Alicia Keys didn’t have to go to the small town near Durban on the eastern coast of South Africa. The HIV/AIDS infection rate there is thought to be twice that of the national average. In this area of South Africa, 40 percent of the inhabitants are infected.
However, for the Grammy award winning songwriter and singer, the chance to go there to help get a clinic built was enough of a reason to cross an ocean to confront what seemed to be an insurmountable challenge. Keys says the reason she came was “to be the voice of the people. To represent real people and life. The real joys, pains and struggles. I never did want to get caught up in frivolity and the fantasies. I never cared about any of that.”
Keep A Child Alive, the humanitarian organization, enlisted Keys to be their ambassador and help raise awareness of the problem of AIDS In Africa. The organization hopes to take on the pandemic with their simple philosophy of $1 per child every day for drugs that are life saving. Almost 100 percent of the donations go towards treatment.
The Wentworth clinic will be providing the residents of the town with HIV testing as well as treatment and drug dependency and alcohol counseling. There will also be courses held on women’s empowerment and nutrition.
However although the effort is substantial it’s still just a small counterattack on a war that has many different fronts.
Overcoming Taboos and Stigmas
Twenty five years following the identification of the AIDS virus, taboos, stigmas and falsehoods still surround the disease, particularly in places like Wentworth. There are up to 6 million people in South Africa that live with HIV/AIDS, more than all other countries. However it’s difficult to make an accurate estimate since so many South African refuse to get tested.

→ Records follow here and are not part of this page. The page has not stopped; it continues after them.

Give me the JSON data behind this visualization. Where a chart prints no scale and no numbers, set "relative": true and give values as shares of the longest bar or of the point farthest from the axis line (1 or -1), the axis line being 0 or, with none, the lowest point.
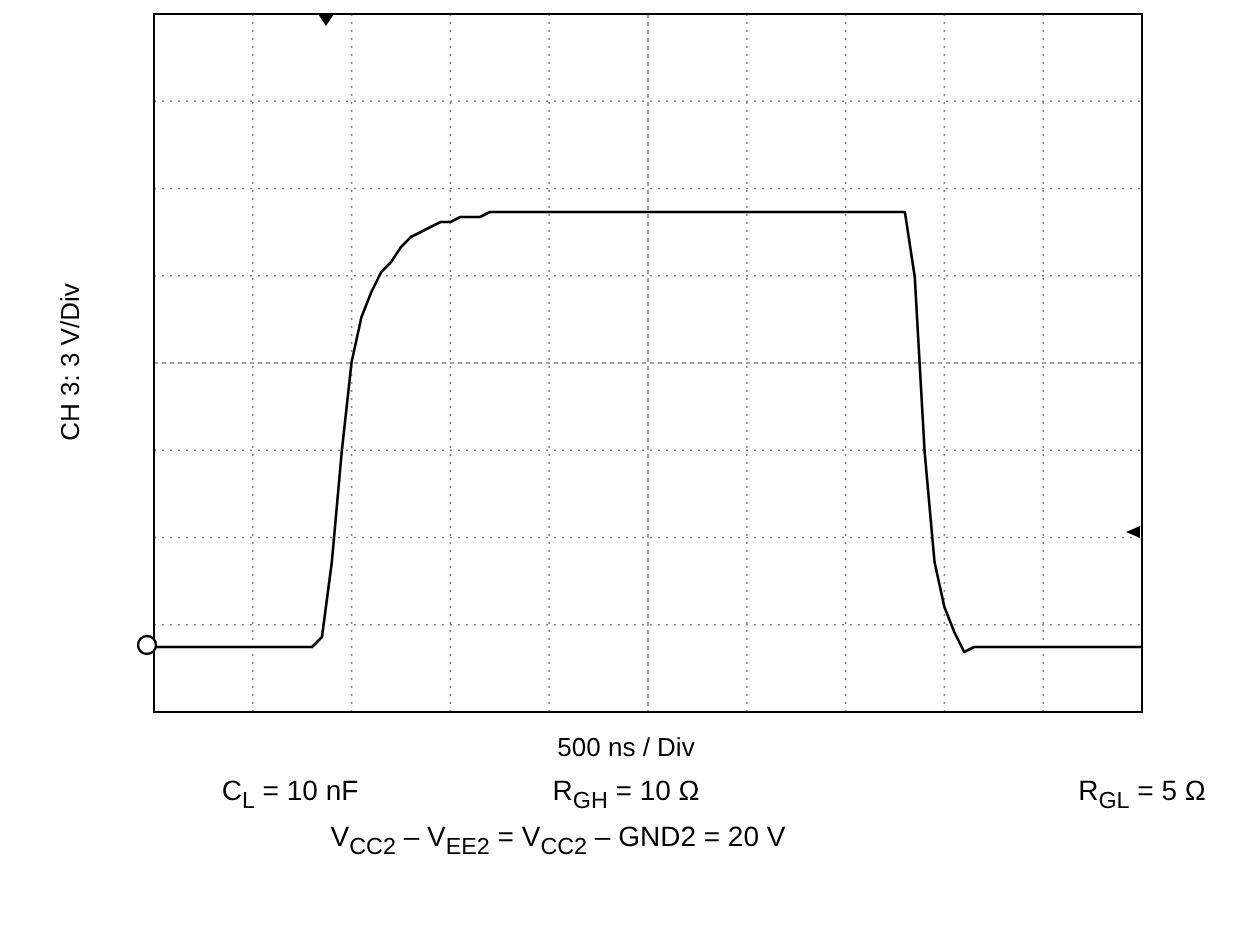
{
  "chart_data": {
    "type": "line",
    "relative": true,
    "grid": true,
    "marker": "none",
    "line_style": "solid",
    "ylabel": "CH 3: 3 V/Div",
    "xlabel": "500 ns / Div",
    "annotations": [
      "C$_{L}$ = 10 nF",
      "R$_{GH}$ = 10 Ω",
      "R$_{GL}$ = 5 Ω",
      "V$_{CC2}$ – V$_{EE2}$ = V$_{CC2}$ – GND2 = 20 V"
    ],
    "categories": [
      null,
      null,
      null,
      null,
      null,
      null,
      null,
      null,
      null,
      null,
      null,
      null,
      null,
      null,
      null,
      null,
      null,
      null,
      null,
      null,
      null,
      null,
      null,
      null,
      null,
      null,
      null,
      null,
      null,
      null,
      null,
      null,
      null,
      null,
      null,
      null,
      null,
      null,
      null,
      null,
      null,
      null,
      null,
      null,
      null,
      null,
      null,
      null,
      null,
      null,
      null,
      null,
      null,
      null,
      null,
      null,
      null,
      null,
      null,
      null,
      null,
      null,
      null,
      null,
      null,
      null,
      null,
      null,
      null,
      null,
      null,
      null,
      null,
      null,
      null,
      null,
      null,
      null,
      null,
      null,
      null,
      null,
      null,
      null,
      null,
      null,
      null,
      null,
      null,
      null,
      null,
      null,
      null,
      null,
      null,
      null,
      null,
      null,
      null,
      null,
      null
    ],
    "series": [
      {
        "color": "#000000",
        "values": [
          0.13,
          0.13,
          0.13,
          0.13,
          0.13,
          0.13,
          0.13,
          0.13,
          0.13,
          0.13,
          0.13,
          0.13,
          0.13,
          0.13,
          0.13,
          0.13,
          0.13,
          0.15,
          0.3,
          0.52,
          0.7,
          0.79,
          0.84,
          0.88,
          0.9,
          0.93,
          0.95,
          0.96,
          0.97,
          0.98,
          0.98,
          0.99,
          0.99,
          0.99,
          1,
          1,
          1,
          1,
          1,
          1,
          1,
          1,
          1,
          1,
          1,
          1,
          1,
          1,
          1,
          1,
          1,
          1,
          1,
          1,
          1,
          1,
          1,
          1,
          1,
          1,
          1,
          1,
          1,
          1,
          1,
          1,
          1,
          1,
          1,
          1,
          1,
          1,
          1,
          1,
          1,
          1,
          1,
          0.87,
          0.52,
          0.3,
          0.21,
          0.16,
          0.12,
          0.13,
          0.13,
          0.13,
          0.13,
          0.13,
          0.13,
          0.13,
          0.13,
          0.13,
          0.13,
          0.13,
          0.13,
          0.13,
          0.13,
          0.13,
          0.13,
          0.13,
          0.13
        ]
      }
    ]
  }
}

Up until quite recently, the President of South Africa denied that there was a link between AIDS and HIV. In a trial that this year was widely publicized, a major politician stated that he would take a bath after having sexual intercourse in order to avoid passing on the virus. That claim enraged many health advocates.
The organization Keep A Child Alive is hoping that the attention that Keys can create will help to bring some real results into an area where the progress has been very slow.
Erika Rose, longtime friend of Keys as well as sometime partner in song writing said, it’s such a stigma there. Alicia Keys putting her name on the building, it’s now cool to get tested, cool to get treatment. This is something very layered and deep. People here suffer in silence.
By 1991 apartheid’s legal justifications, the official state policy of South Africa’s for segregation, had been mostly removed. However in terms of how the nation treats HIV/AIDS the legacy still persists. According to Leigh Blake, Founder of Keep a Child Alive, Wentworth offers a unique challenge. Much of Wenworth’s population is mixed race. That’s a community that has been neglected.
Blake said, they were dumped into the Wentworth township mostly to be put to work in the surrounding industries. After apartheid was abolished, much of the focus went to the black community. Rightly so as they have been painfully and desperately treated over the centuries. However South Africa’s colored community needs help as well.
Colored is the phrase that South Africans use commonly to refer to individuals of mixed phrase. The American visitors had to get used to it. Rose said that eventually she realized that for Keys and her it was another form of connection. In South Africa Rose and Keys would both be considered to be colored.
Rose said, it took some explaining, that’s what they call us here, what they call themselves. They say colored. Here I am colored. So is Alicia. It’s another insane sort of connection. People see Alicia to be one of them. That’s how she sees it too.
Music: The Common Language
Being far away from home and in a place that was unfamiliar, Keys was able to find a familiar language in music. The chirping birds, wind in the trees, and often from her own songs. People sang them to her everywhere she went. Keys said, music unites people. It’s a source for hope.
Keys said, all of music speaks to me. But we need to have something to believe in. When it seems there is nothing for you to believe in, then you have your faith and hope that you won’t be left alone.
For any epidemic having accurate information is critical. The voice of Keys’ is a very powerful tool for fighting against AIDS.
Rose said, having the voice Alicia has, you’ve got to use it. You know, it’s a currency. People go around putting so much stock in terms of fame and celebrity, but people don’t use it to do the right thing.